By HARMONY KORINE (Main Street Books; 1998)
This innocuous looking 1998 trade paperback is a post-modern collage with nothing resembling a traditional narrative. A CRACKUP AT THE RACE RIOTS doesn’t actually involve race riots or a crack-up, and nor is it “A Novel Setting About the Bastard Wisher” (as the table of contents heading states), or “Swan Son of the Spick,” or “Like A Turk in Stockholm” (as two of the chapters are for some reason titled). What it is is a deeply strange literary mutation from a one-of-a-kind talent.
The book consists of meaningless snatches of conversation (“I’ll give you $1.00 if you hit her. I won’t hit her for $1.00. I’ll give you $2.50. Cinnamon sticks cost $2.75”), lists with no discernible rhyme or reason (“Books Found in Monty Clift’s Basement,” “Her Two Favorite Cigarette Jokes”), jokey anecdotes (“There was only one black girl in my high school and her last name was White”), random quotes (“More people commit suicide with a fork than with any other weapon”) and so forth. The subjects covered include suicide, obesity, homosexuality, amputation, the private lives of media figures and seemingly anything that happened to pop into the head of the then 23-year old Harmony Korine, a screenwriter (of 1995’s KIDS and 2002’s KEN PARK) and filmmaker (of 1997’s GUMMO and 1999’s JULIEN DONKEY-BOY) who with A CRACKUP AT THE RACE RIOTS provided a banger of a debut publication.
Also included is a page consisting entirely of the words “Robert Frost Biten,” another with a picture of M.C. hammer at age 11, and another with only the typed word “hepburn.” If that’s not enough for you, there are copious handwritten scrawls, drawings and a photo of the late teenage killer Richard Allan Kasso Jr. (1967-1984).

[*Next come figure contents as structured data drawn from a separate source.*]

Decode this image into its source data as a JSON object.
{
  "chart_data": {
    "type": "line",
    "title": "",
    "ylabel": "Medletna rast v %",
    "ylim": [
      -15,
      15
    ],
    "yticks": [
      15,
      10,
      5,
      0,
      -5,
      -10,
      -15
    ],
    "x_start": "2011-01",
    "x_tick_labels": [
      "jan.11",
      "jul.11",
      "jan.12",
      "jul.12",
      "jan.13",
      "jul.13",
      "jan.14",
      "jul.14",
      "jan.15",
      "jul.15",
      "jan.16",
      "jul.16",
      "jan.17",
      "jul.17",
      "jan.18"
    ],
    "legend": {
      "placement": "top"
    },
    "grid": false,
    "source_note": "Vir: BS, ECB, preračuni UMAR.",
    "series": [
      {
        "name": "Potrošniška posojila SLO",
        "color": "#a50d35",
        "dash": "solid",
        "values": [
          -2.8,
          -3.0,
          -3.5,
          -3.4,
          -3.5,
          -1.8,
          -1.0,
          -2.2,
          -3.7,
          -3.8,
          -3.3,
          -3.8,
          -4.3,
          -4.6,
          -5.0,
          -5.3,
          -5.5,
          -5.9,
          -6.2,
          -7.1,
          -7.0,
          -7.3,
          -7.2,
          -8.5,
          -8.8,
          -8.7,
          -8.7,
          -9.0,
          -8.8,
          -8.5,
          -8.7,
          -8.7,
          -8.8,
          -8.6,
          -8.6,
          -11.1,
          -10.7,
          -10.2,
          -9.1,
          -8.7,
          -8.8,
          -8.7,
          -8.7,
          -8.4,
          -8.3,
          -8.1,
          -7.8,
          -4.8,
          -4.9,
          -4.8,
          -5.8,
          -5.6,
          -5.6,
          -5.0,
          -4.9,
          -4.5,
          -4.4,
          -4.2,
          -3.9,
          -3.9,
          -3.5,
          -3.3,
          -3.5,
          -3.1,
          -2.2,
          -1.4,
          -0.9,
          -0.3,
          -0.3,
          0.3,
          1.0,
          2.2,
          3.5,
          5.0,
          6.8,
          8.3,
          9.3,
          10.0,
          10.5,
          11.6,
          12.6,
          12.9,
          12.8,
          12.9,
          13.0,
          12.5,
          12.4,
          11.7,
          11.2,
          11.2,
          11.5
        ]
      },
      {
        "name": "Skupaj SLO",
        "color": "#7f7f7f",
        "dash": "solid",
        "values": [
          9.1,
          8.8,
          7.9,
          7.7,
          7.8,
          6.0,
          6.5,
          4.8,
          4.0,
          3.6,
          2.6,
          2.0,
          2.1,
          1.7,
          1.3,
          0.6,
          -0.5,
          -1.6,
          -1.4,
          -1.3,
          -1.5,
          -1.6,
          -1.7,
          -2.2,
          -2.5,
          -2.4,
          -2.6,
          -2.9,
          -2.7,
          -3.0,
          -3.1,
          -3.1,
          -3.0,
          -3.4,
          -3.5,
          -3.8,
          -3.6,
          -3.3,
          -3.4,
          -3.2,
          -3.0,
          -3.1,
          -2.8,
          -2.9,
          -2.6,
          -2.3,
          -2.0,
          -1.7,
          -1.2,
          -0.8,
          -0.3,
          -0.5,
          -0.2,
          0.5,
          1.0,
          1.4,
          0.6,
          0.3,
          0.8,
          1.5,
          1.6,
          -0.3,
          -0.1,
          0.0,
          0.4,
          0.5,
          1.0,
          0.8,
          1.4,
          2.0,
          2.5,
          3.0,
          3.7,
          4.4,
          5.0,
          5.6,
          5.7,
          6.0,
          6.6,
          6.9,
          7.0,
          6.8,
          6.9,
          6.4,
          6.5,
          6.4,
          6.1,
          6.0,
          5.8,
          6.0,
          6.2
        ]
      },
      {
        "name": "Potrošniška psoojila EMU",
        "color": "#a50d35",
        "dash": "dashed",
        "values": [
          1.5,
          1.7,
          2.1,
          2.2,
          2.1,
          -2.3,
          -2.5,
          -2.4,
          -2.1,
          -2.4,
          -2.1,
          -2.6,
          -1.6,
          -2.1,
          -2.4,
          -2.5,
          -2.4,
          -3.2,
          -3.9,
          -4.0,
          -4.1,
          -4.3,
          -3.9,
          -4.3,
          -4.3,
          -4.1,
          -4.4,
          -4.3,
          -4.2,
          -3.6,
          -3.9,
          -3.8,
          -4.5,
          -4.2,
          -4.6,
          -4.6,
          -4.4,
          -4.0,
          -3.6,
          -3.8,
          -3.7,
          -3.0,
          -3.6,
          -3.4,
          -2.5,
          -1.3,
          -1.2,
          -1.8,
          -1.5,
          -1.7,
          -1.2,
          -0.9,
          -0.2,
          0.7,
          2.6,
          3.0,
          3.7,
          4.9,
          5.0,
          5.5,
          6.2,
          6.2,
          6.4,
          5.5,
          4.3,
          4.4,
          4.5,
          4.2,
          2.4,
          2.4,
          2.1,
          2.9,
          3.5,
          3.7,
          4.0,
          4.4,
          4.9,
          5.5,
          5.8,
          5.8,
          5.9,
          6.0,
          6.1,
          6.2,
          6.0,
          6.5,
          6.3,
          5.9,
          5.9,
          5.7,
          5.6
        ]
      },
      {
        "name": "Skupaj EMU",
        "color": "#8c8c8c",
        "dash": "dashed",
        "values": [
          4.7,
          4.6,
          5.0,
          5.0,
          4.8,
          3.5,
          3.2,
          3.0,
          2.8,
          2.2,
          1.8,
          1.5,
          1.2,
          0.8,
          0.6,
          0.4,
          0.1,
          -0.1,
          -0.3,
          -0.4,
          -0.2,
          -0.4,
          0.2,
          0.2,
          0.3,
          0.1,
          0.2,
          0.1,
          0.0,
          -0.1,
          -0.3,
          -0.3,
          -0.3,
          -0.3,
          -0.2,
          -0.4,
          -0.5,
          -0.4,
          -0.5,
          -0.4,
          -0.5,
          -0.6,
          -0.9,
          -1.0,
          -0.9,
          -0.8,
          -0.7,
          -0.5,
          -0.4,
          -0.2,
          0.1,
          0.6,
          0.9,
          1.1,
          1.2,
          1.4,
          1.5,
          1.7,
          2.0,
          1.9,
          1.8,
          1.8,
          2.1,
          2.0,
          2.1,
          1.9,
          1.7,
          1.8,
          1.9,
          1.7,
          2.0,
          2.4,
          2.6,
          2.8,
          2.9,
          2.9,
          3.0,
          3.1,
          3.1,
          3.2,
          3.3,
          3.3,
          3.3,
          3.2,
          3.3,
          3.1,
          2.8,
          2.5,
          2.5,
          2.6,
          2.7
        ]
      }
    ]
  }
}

I’m not going to hazard a guess as to what any of this means, but I do recognize a peculiar genius at work in these pages. Korine’s depiction of an America packed with drug addicts, celebrity worship, suicides and physical deformity is a compelling one, and A CRACKUP AT THE RACE RIOTS a curiously beautiful, one of a kind grotesquerie. It’s certainly the only book you’ll find containing the words “Jessica Tandy had an elongated vagina.”